Home Exchange.com. The charge is $95.40 for a one-year membership, or $35.85 for three months. 800/877–8723 in U.S. (toll-free). www.homeexchange.com.
HomeLink International. The cost is $119 for a one-year membership. 800/638–3841. www.homelink.org.
Intervac U.S. The charge is $99 for annual membership. 800/756–4663 in U.S. (toll-free). www.intervacus.com.
The quality of accommodations, particularly in older properties and even in luxury hotels, can vary greatly from room to room; if you don't like the room you're given, ask to see another.
Meal plans, which are usually an option offered in addition to the basic room plan, are generally only available with a minimum two- or three-night stay and are, of course, more expensive than the basic room rate. Inquire about meal plans when making reservations; details and prices are often stated on hotel websites.
It's always a good idea to make hotel reservations in Paris and other major tourist destinations as far in advance as possible, especially in late spring, summer, or fall.

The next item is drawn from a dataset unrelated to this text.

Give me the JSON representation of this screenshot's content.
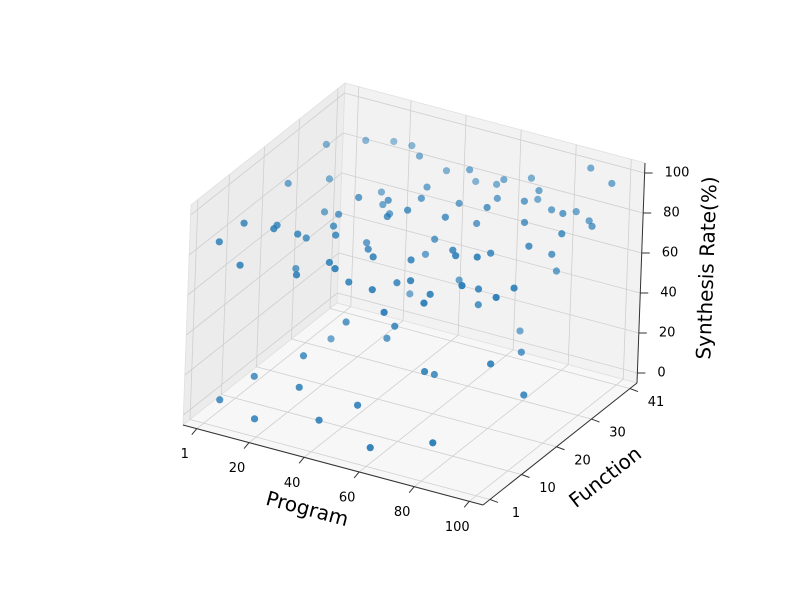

Most hotels allow you to book on their websites. If you wish to communicate further, email is the easiest way to contact the hotel (the staff is probably more likely to read English than to understand it spoken over the phone long-distance), though calling also works. Whether by fax, phone, or email, you may want to notify a hotel of a possible late check-in to prevent your room from being given away and of any other special requests, such as location or the size of the room you want. Request that the hotel fax you back so you have written confirmation of your reservation and that your requests are being met.
If you arrive without a reservation, the tourist offices in major train stations and most towns can probably help you find a room.
Many hotels in France are small, and many are family-run establishments. Some are affiliated with hotel groups, such as Logis de France, which can be relied on for comfort, character, and regional cuisine (look for its distinctive yellow-and-green sign). A Logis de France paperback guide is widely available in bookshops. Two prestigious international groups with numerous converted châteaux and manor houses among its members are Relais & Châteaux and Small Luxury Hotels of the World; booklets listing members are available from these organizations. France also has some hotel chains. Examples in the upper price bracket are Frantel, Novotel, and Sofitel as well as InterContinental, Marriott, Hilton, Hyatt, Westin, and Sheraton. The Best Western, Campanile, Climat de France, Ibis, and Timhotel chains are more moderate. Typically, chains offer a consistently acceptable standard of modern features (modern bathrooms, TVs, etc.) but tend to lack atmosphere, with some exceptions (Best Western, for instance, tries to maintain the local character of the hotels it manages).